'White power' flare-up in retirement haven reveals tensions

There has always been a low-boil tension between a much smaller cohort of Democrats and the Republican majority in The Villages retirement community in Florida

THE VILLAGES, Fla. -- There has always been a low-boil tension in The Villages retirement community between the Republican majority and the much smaller cohort of Democrats, but a veneer of good manners in “Florida's Friendliest Hometown" mostly prevailed on golf courses and at bridge tables.

Some residents say they've never seen anything like the politically inspired hostilities that have surfaced over the past several months.

“It's like a powder keg here," said resident Alan Stone. “And Trump is just stirring the pot."

“This has been brewing. Most people kind of agree not to discuss politics ... and it had been accepted that with things being so divisive, you don’t get into it,” said Catherine Hardy, chair of the Sumter County Democratic Party.

The Villages' population of more than 120,000 residents — among the fastest growing areas in the U.S. in the past decade — is about 98% white, according to the U.S. Census Bureau. There are more than twice as many registered Republicans as registered Democrats in Sumter County, where most of The Villages is located.

The Trump parade occurred June 14 in the planned community immediately after a vigil was held by an African American philanthropic group to honor Floyd and the Black Lives Matter movement. Most of the attendees at the vigil had left by the start of the Trump parade, although a white woman wearing “Black Lives Matter" on her shirt shouted profanities at the Trump supporters as they drove by in golf carts. A man driving by in a golf car responded by shouting, “White Power," a racist slogan associated with white supremacists.

“Most people, up until now, even if people felt that way, it was socially unacceptable to voice it," Hardy said of the man's remark. "The difference is under Trump, you can spew that hatred.
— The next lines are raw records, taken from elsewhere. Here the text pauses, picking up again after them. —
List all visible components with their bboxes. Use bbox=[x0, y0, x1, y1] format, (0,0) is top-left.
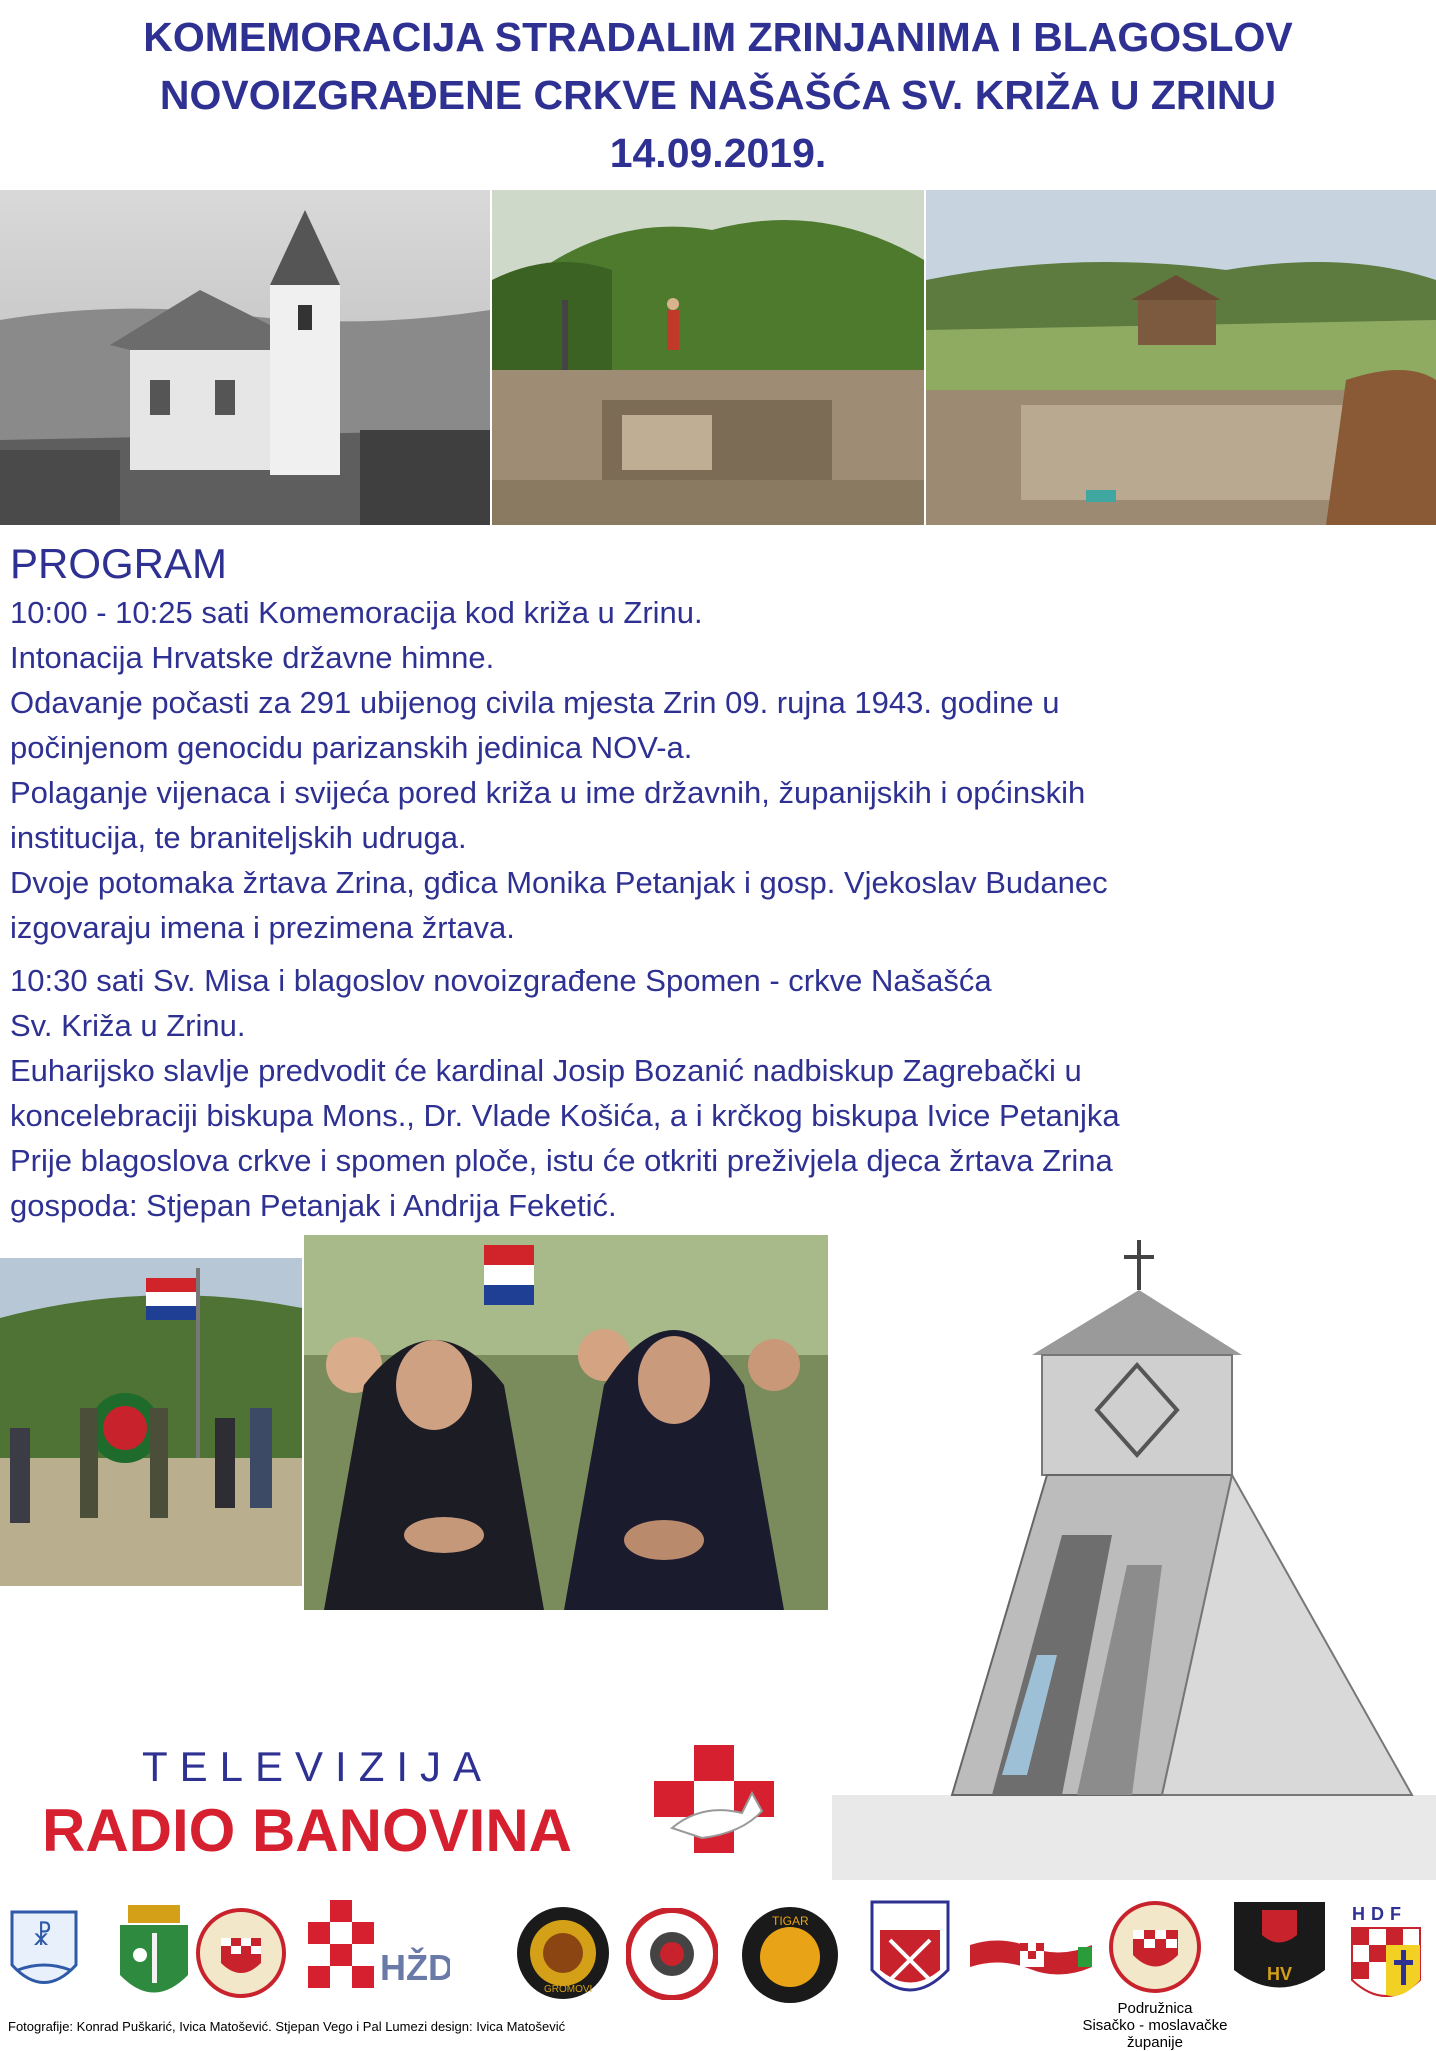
radio-banovina-text: RADIO BANOVINA bbox=[42, 1797, 573, 1863]
program-line: Dvoje potomaka žrtava Zrina, gđica Monika Petanjak i gosp. Vjekoslav Budanec bbox=[10, 865, 1108, 900]
program-section bbox=[10, 538, 1420, 1228]
svg-text:HŽD: HŽD bbox=[380, 1947, 450, 1988]
podruznica-caption: Podružnica Sisačko - moslavačke županije bbox=[1082, 2000, 1228, 2051]
municipality-coat-of-arms bbox=[118, 1905, 190, 2005]
old-church-photo bbox=[0, 190, 490, 525]
svg-text:☧: ☧ bbox=[32, 1922, 53, 1952]
program-line: 10:30 sati Sv. Misa i blagoslov novoizgrađene Spomen - crkve Našašća bbox=[10, 963, 992, 998]
veterans-association-logo bbox=[196, 1908, 286, 1998]
war-veterans-logo bbox=[626, 1908, 718, 2000]
program-line: Prije blagoslova crkve i spomen ploče, istu će otkriti preživjela djeca žrtava Zrina bbox=[10, 1143, 1113, 1178]
hv-logo bbox=[1232, 1900, 1327, 2000]
title-line-2: NOVOIZGRAĐENE CRKVE NAŠAŠĆA SV. KRIŽA U ZRINU bbox=[159, 72, 1277, 118]
program-line: gospoda: Stjepan Petanjak i Andrija Feketić. bbox=[10, 1188, 617, 1223]
photo-credits: Fotografije: Konrad Puškarić, Ivica Matošević. Stjepan Vego i Pal Lumezi design: Ivica Matošević bbox=[8, 2019, 566, 2034]
excavation-photo-2 bbox=[926, 190, 1436, 525]
tigar-brigade-logo bbox=[740, 1905, 840, 2005]
program-heading: PROGRAM bbox=[10, 540, 228, 587]
program-line: institucija, te braniteljskih udruga. bbox=[10, 820, 467, 855]
program-line: Polaganje vijenaca i svijeća pored križa u ime državnih, županijskih i općinskih bbox=[10, 775, 1086, 810]
svg-text:HDF: HDF bbox=[1352, 1904, 1407, 1924]
svg-text:TIGAR: TIGAR bbox=[772, 1914, 809, 1928]
commemoration-photo bbox=[0, 1258, 302, 1586]
excavation-photo-1 bbox=[492, 190, 924, 525]
svg-text:GROMOVI: GROMOVI bbox=[544, 1984, 593, 1995]
new-church-rendering bbox=[832, 1235, 1436, 1880]
program-line: koncelebraciji biskupa Mons., Dr. Vlade Košića, a i krčkog biskupa Ivice Petanjka bbox=[10, 1098, 1120, 1133]
program-line: Intonacija Hrvatske državne himne. bbox=[10, 640, 495, 675]
program-line: počinjenom genocidu parizanskih jedinica NOV-a. bbox=[10, 730, 693, 765]
brigade-shield-logo bbox=[870, 1900, 950, 2010]
radio-banovina-logo bbox=[42, 1733, 790, 1863]
program-line: Euharijsko slavlje predvodit će kardinal Josip Bozanić nadbiskup Zagrebački u bbox=[10, 1053, 1082, 1088]
program-line: 10:00 - 10:25 sati Komemoracija kod križa u Zrinu. bbox=[10, 595, 703, 630]
program-line: Sv. Križa u Zrinu. bbox=[10, 1008, 246, 1043]
page-title bbox=[40, 8, 1396, 182]
svg-text:HV: HV bbox=[1267, 1964, 1293, 1984]
title-date: 14.09.2019. bbox=[609, 130, 827, 176]
title-line-1: KOMEMORACIJA STRADALIM ZRINJANIMA I BLAGOSLOV bbox=[143, 14, 1293, 60]
hdf-logo bbox=[1346, 1900, 1426, 2010]
televizija-text: TELEVIZIJA bbox=[142, 1743, 494, 1790]
podruznica-logo bbox=[1108, 1900, 1203, 1995]
gromovi-brigade-logo bbox=[516, 1906, 611, 2001]
hzd-logo bbox=[300, 1900, 450, 2010]
survivors-photo bbox=[304, 1235, 828, 1610]
program-line: izgovaraju imena i prezimena žrtava. bbox=[10, 910, 515, 945]
zrin-parish-logo bbox=[10, 1910, 78, 2000]
program-line: Odavanje počasti za 291 ubijenog civila mjesta Zrin 09. rujna 1943. godine u bbox=[10, 685, 1060, 720]
croatian-flag-ribbon bbox=[970, 1935, 1092, 1977]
What has changed is now it’s more acceptable."

The flare-up at the Trump parade doesn’t represent the vast majority of residents of The Villages, although with the election year, there are some people, “who are exercised" and are becoming more vocal in expressing their views, said John Calandro, chairman of the Sumter County Republican Party.

Because of the coronavirus, more residents than usual are staying at home and watching the news, rather than going to the retirement haven’s famous happy hours and dances in its town squares, he said.

Some residents worry that the tensions of the past few months may make retirees think twice about moving to The Villages, whose founders have been longtime donors to Republicans and GOP presidential candidates. The Villages is often a popular campaign stop for GOP national and statewide candidates.

“I don't think The Villages wants this kind of publicity," Stone said. “People are saying, ‘What the hell is going on in The Villages?'"

But Calandro said any dissension among residents is overblown.

Calandro said when he plays golf with his Democratic friends, the biggest fights they get into aren't about politics — they're about who gets to take an extra putt on the green without being penalized.

“We aren't having arguments on every street corner here," Calandro said. “The Villages is still The Villages. We worked all of our lives to live here, and it’s a great place to live.”